A council committee meeting held to discuss the closure of Dundee’s Olympia swimming pools has led to more questions than answers.
The £32 million facility could be shut until late 2022, or early 2023, as a raft of problems have been discovered within the centre.
Corrosion of the flumes and light fixings will require up to £4.5m in repairs.
Some details of what has gone wrong have already been revealed – but many key questions remain unanswered.
We examine them here.
1. What has caused the corrosion?
No definitive answer has yet been given to this most crucial of questions, though a few theories exist.
Some have suggested that there may have been issues with the building from the very beginning.
Concerns were first raised after its 2013 opening was delayed by about six months due to a variety of construction complications.
At the time, the Evening Telegraph was refused access to correspondence between the council and the pool’s construction firm Mansell, which could have explained the delay.
Opposition councillor Richard McCready accused the council of a lack of openness – an allegation he has made again this week.
On Monday, councillors at the city development committee voted 15-13 against the release of all correspondence about the Olympia’s condition that has been shared between the council and arm’s-length body Leisure and Culture Dundee between 2013 and this year.
Another suggestion made during the council meeting is that use of particular chemicals may have hastened corrosion.
Neil Martin, the council’s head of design and property, says the swimming pools have an “intense atmosphere in terms of the heating and the chemicals used”.
He says the chemical dosing “may be a factor” but has stressed the likelihood is that there are various factors involved.
He said: “We will take advice from specialists once they have carried out a full survey of the centre.”
Mr Martin says one of the main issues, that of “superficial corrosion” in the flumes, has happened “over a period of time”.
And he says issues in the plant room and “ancillary equipment”, such as mechanical and electrics, could be due to the fact that they would usually have a lifetime of about 10 years and simply need replaced.
The council is also looking at whether any companies and individuals involved in building the Olympia could be liable for the problems which have arisen.
Roger Mennie, head of legal services, said: “I will be reviewing the situation here with other officers.
“If I believe there is a stateable case for taking action against any of the contractors or sub-contractors then that’s the course I would adopt.”

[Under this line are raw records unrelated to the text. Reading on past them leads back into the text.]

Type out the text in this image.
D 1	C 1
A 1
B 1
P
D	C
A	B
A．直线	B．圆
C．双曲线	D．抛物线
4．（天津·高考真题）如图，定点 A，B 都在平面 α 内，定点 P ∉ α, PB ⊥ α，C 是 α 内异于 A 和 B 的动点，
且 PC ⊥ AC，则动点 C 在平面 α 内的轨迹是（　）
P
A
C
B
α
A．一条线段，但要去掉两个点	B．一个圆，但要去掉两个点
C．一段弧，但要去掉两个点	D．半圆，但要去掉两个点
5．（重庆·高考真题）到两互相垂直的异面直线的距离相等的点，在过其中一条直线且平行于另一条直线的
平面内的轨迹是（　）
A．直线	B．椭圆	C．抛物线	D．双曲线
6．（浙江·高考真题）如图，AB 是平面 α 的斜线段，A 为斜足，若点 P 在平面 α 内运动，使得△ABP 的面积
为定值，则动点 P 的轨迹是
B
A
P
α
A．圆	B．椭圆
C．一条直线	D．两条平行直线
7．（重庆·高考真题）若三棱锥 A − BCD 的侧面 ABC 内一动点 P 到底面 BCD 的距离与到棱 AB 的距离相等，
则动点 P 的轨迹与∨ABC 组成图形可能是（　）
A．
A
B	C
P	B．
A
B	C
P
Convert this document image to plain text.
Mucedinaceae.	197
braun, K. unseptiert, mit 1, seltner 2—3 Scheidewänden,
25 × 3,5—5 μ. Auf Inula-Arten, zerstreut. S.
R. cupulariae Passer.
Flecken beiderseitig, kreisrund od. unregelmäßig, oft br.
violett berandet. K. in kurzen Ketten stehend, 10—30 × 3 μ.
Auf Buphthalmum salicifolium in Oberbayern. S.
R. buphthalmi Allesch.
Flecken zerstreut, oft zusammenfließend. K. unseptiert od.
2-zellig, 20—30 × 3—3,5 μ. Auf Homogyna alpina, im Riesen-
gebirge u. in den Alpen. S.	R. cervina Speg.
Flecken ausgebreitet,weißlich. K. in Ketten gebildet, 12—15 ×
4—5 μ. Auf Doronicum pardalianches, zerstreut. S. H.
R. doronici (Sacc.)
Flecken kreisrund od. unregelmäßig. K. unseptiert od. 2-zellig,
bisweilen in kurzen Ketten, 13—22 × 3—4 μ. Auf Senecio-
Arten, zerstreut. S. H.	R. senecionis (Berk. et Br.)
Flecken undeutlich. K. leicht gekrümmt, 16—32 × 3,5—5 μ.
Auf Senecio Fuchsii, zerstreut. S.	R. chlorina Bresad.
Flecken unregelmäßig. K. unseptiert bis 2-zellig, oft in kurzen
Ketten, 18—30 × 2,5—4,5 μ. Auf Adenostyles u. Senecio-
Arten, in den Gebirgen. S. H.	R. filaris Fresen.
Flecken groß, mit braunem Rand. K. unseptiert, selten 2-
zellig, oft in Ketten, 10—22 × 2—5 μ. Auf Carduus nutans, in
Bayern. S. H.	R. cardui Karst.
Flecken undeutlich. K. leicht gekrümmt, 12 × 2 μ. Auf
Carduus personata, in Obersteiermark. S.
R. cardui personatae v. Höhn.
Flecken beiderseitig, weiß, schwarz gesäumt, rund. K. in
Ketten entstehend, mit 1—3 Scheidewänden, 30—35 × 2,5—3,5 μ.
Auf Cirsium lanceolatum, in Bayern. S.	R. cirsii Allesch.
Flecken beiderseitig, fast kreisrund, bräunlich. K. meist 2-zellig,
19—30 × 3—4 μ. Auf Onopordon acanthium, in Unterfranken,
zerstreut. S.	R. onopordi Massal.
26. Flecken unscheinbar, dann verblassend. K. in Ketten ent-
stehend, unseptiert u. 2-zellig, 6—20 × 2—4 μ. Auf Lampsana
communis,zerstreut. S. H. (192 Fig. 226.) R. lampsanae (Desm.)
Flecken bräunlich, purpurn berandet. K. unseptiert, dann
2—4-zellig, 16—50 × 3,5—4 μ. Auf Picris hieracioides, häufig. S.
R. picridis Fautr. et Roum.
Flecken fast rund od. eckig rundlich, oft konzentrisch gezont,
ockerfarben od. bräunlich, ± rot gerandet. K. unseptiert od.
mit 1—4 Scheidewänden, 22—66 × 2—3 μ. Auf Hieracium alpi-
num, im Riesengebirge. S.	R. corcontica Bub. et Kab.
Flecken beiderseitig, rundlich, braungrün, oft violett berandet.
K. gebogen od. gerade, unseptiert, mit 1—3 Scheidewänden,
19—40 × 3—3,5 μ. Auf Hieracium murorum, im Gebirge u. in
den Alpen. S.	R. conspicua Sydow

2. When was corrosion first found?
A report to councillors says the issue with the light fittings was discovered in September this year, leading to October’s closure, during which other problems were found.
But it was suggested by councillor Charlie Malone that some form of corrosion within the building may have been first identified as far back as 2017.
Robin Presswood, the executive director of city development at the council, says that “wouldn’t be a surprise” but has been unclear on whether this claim is true – raising questions over what was known before this year.
3. Why has it not been treated before now?
Mr Presswood says the Olympia has not been closed for major repairs until now because a “longer term view” is needed.
He explained that this would mean closing for longer on fewer occasions, rather than repeatedly.
But the council and Leisure and Culture Dundee have not been totally clear on why there has not been a regular programme of closures to allow for maintenance – or whether that would have prevented this prolonged closure.
Regular maintenance was carried out in the previous Olympia, centring on boiler servicing.
This gave workers the opportunity to address any other issues on an annual basis.
Other similar facilities, such as Perth Leisure Pool, are regularly shut for essential maintenance.
4. Why was work not carried out during the Covid-19 lockdown?
The Olympia, like all leisure facilities of its kind, was shut for months when the Covid-19 pandemic hit.
Rules prevented people from going to swimming pools to limit the spread of the virus.
In the early stages of lockdown, only essential work was allowed – and it may be the case that maintenance of pools that were not open to the public did not fall into that category.
But many members of the public have questioned whether, as time went on – and more people returned to work – some inspections and maintenance work could have taken place then, therefore lessening the impact on users.
It is unclear what, if any, work was done during the enforced Covid closure.
5. What will the lasting impact be on people who train and learn at the Olympia?
There are a number of competitive swimming clubs that use the Olympia while swimming lessons are also held there.
The council and Leisure and Culture Dundee say they are working together to see if swimming pools within schools can be utilised.
Judy Dobbie, director of Leisure and Culture Dundee, said: “Our priority is to, as far as we can, transfer services to the other facilities that we have across the city.
“With the exception of Lochee, that does involve the school pools.
“We are looking at the optimum times we can cover, which involves early starts in the mornings and at nights, as well as weekends.
“We’ve also asked for clarity from some of the schools on whether there’s any potential for access during the day that would help facilitate some of the clubs that we have.”